The warning came in mid-2014. A report used worrisome phrases such as “weaker job and wage growth,” “less competitive” and “distracted focus” in criticizing the Kansas City area economy.
Some complacent business leaders waved off the report’s alarming statistics, which showed our region trailing many of its peers in growth of employment and productivity.
Fortunately, a larger group of business and civic officials disagreed. They began an effort that’s now called KC Rising.
On Monday, supporters kicked off the public portion of their extremely important bid to boost the region’s economic growth over the next 10 years.
If KC Rising is successful, the Kansas City region will catch up and surpass some of its peers in three areas. It will gain a lot more high quality jobs, boost median household income and increase the gross regional product.
Some keys to progress include attracting a better-educated workforce; getting high schools and colleges to offer the “right” kind of education and degrees to build that workforce; and attracting more investors in innovative ideas.
Make no mistake. If this civic effort just leads to feel-good news conferences, this area will continue to lag in the race for new jobs and residents while competing with others in the region, around the nation and even the world. Cities elsewhere are after the same things, after all, especially corporations, entrepreneurs and millennials willing to put down roots.
It’s also essential to remember this is a bistate project. Sure, Kansas City, as the region’s largest city, must continue pushing for more economic development downtown, in the urban core and north of the Missouri River. But this area also needs more aggressive job growth in Johnson, Wyandotte, Clay, Cass, Platte and other nearby counties.
It’s good to see that major players are involved up front, putting public pressure on them to deliver tangible results. That includes the Civic Council of Greater Kansas City, the Greater Kansas City Chamber of Commerce and the Mid-America Regional Council.
Key longtime leaders in these organizations plus a few hundred volunteers took that 2014 report, which was produced by MARC and the Brookings Metropolitan Policy Program, and decided it wouldn’t just sit on the shelf.
In the months since then, KC Rising officials have developed several ways to focus on what needs to happen next. Three stand out, as announced on Monday.
▪ Build on local strengths in the life sciences industry and in architecture and engineering — the Kansas City area already counts numerous successful firms in those fields. These companies in particular need to find ways to collaborate when possible in everything from expanding the kinds of work they do to offering more summer internships to engineering students, hoping to keep them in the area when they graduate.

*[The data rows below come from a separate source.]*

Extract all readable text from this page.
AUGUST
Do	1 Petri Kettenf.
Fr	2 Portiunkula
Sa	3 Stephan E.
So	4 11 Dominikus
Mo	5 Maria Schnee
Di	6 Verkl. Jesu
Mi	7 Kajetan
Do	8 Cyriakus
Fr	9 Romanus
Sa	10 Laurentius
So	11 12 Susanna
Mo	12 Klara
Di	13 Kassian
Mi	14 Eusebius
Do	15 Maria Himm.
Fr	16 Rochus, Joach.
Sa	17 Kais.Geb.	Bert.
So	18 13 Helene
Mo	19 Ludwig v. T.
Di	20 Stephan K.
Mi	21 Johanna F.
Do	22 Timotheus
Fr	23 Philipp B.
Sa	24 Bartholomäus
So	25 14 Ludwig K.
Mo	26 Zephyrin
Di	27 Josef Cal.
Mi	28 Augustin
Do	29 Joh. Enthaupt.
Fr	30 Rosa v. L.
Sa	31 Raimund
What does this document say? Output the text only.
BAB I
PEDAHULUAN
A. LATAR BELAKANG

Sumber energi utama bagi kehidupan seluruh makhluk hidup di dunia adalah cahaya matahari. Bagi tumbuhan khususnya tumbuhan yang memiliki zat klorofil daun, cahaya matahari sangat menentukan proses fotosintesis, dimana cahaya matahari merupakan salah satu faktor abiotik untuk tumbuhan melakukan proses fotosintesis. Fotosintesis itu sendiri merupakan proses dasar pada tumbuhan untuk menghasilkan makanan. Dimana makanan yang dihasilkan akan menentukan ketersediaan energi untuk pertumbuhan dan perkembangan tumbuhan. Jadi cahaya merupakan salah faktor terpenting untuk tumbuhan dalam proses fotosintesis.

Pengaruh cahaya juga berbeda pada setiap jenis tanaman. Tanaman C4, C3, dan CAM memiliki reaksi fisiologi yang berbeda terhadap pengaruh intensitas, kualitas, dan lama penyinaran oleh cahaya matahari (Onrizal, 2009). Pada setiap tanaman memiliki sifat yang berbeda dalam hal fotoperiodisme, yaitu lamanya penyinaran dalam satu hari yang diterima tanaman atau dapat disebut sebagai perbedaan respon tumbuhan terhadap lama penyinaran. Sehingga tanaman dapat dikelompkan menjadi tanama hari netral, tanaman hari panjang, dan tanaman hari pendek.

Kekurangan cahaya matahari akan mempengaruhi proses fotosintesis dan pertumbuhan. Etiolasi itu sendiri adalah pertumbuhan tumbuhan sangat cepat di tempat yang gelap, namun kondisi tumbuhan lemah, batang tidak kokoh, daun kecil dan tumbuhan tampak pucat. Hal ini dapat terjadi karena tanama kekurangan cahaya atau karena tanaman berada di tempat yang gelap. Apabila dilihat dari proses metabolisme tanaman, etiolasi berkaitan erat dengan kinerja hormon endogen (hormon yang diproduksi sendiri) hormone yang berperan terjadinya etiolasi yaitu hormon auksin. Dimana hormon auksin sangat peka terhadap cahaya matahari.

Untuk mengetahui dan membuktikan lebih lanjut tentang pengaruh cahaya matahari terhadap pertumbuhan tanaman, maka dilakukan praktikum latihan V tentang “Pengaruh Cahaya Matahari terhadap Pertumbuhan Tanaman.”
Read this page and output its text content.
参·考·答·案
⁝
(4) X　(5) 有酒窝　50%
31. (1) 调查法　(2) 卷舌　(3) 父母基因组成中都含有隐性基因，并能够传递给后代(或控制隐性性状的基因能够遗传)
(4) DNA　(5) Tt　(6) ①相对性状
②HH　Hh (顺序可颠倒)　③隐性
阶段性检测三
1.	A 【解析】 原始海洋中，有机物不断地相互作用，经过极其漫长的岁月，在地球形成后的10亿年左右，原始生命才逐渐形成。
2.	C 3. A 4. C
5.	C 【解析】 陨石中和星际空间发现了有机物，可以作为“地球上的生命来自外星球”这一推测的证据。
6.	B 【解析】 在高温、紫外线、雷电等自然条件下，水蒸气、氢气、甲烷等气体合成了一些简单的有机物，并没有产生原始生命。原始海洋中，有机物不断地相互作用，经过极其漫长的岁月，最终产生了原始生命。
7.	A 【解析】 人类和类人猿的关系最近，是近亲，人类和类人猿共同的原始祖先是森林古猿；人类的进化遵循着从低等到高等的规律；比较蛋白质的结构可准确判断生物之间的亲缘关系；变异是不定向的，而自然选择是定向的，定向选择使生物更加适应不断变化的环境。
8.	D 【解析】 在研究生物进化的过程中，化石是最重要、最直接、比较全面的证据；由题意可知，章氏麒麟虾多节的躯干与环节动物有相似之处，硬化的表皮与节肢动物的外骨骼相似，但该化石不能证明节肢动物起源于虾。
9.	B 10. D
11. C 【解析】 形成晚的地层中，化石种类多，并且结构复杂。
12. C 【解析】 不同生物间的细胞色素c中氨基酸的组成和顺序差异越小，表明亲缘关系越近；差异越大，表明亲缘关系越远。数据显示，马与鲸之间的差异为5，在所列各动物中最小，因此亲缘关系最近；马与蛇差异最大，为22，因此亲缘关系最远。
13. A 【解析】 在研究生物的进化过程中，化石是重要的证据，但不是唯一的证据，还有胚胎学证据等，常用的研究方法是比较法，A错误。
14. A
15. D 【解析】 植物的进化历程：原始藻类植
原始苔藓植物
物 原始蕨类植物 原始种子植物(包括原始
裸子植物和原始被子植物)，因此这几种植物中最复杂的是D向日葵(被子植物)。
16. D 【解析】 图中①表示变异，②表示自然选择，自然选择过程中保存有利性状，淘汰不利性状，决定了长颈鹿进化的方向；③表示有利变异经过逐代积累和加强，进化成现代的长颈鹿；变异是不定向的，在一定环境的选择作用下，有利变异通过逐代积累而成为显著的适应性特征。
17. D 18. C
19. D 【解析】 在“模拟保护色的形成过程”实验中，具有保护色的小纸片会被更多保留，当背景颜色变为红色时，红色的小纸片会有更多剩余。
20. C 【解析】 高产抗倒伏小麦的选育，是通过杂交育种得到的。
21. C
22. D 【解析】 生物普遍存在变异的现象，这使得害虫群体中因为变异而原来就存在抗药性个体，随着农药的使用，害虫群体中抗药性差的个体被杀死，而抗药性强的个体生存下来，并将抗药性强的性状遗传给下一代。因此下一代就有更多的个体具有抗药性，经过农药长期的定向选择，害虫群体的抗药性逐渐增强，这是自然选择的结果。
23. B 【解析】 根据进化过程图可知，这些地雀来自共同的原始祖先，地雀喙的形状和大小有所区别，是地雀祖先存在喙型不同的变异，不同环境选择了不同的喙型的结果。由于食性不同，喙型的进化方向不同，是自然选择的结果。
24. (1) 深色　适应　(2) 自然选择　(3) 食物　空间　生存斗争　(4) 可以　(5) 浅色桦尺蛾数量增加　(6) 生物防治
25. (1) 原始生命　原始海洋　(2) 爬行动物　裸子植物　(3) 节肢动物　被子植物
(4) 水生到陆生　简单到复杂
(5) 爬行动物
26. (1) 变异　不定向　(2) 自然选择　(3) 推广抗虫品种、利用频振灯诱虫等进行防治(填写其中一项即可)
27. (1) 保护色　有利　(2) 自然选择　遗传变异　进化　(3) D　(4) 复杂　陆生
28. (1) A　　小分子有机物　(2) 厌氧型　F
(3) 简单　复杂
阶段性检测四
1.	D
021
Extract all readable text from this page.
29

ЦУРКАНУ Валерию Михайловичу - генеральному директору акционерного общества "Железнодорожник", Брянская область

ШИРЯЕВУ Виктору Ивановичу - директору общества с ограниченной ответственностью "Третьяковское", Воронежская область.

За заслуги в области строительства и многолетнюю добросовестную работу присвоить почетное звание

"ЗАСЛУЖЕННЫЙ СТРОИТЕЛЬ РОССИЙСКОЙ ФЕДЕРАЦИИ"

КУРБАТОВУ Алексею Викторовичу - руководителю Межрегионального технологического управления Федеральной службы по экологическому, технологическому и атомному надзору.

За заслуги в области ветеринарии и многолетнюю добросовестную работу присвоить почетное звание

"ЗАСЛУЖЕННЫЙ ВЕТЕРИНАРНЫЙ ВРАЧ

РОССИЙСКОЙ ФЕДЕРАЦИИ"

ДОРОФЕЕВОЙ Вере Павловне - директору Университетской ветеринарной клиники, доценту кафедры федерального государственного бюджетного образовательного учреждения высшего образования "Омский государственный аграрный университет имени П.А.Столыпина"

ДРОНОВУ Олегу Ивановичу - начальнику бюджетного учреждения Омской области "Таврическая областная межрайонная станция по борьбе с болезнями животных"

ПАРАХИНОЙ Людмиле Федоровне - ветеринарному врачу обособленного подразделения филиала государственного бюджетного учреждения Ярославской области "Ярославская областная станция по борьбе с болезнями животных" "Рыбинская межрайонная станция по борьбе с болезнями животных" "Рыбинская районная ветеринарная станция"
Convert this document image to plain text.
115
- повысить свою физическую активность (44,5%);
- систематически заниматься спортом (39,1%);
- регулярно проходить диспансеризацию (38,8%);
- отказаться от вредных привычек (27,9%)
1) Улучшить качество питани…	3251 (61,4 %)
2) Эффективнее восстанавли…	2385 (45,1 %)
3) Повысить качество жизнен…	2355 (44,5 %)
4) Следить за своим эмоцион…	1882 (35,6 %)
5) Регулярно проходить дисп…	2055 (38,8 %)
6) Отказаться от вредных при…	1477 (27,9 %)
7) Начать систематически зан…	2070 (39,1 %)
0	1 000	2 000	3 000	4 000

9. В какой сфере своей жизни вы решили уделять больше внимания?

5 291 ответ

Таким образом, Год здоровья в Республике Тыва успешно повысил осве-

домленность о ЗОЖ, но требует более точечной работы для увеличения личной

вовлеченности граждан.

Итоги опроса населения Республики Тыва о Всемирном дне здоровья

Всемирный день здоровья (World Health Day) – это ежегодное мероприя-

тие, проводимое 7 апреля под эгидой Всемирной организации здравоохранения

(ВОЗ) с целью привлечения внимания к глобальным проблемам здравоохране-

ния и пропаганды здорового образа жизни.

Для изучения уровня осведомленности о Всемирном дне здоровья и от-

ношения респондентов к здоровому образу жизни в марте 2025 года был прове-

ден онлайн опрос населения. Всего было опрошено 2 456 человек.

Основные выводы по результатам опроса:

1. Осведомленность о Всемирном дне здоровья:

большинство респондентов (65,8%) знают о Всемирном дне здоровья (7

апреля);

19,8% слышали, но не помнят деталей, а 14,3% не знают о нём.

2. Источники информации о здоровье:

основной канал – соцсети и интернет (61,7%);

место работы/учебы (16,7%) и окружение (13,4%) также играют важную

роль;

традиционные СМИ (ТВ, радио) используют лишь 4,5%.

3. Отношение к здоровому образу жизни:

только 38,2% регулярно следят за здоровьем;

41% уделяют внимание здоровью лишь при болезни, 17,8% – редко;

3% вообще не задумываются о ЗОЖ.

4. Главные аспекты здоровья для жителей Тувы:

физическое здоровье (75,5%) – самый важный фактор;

▪ Begin the KC Rise Fund with about $20 million to invest in entrepreneurial ideas. The fund would tap into the deeper pockets of national venture capital firms by matching a portion of what those firms decide to invest in local ideas. And KC Rise Fund backers would try to connect entrepreneurs with investors who’d be most interested in the breakthrough products or services they’re on the verge of developing.
▪ Develop partnerships between educators and the private sector to prepare students for highly skilled jobs. KC Rising supporters correctly point out that colleges and universities in this region need to offer more degrees in science, technology and compatible fields.
The Cerner Corp.’s hopes of growing by 16,000 employees over the next 15 or so years to fill its new south Kansas City campus depend on being able to find job applicants with the right skills.
The civic officials behind KC Rising promise to update the public on its progress toward these and other goals. They want to move into the top 10 of 30 peer metros when it comes to high-quality jobs, median household income and gross regional product. Right now, the region is 12th, 12th and 14th in those rankings, respectively.
That’s not good enough. Around this time next year, KC Rising should report on how things are going to change those uninspiring numbers.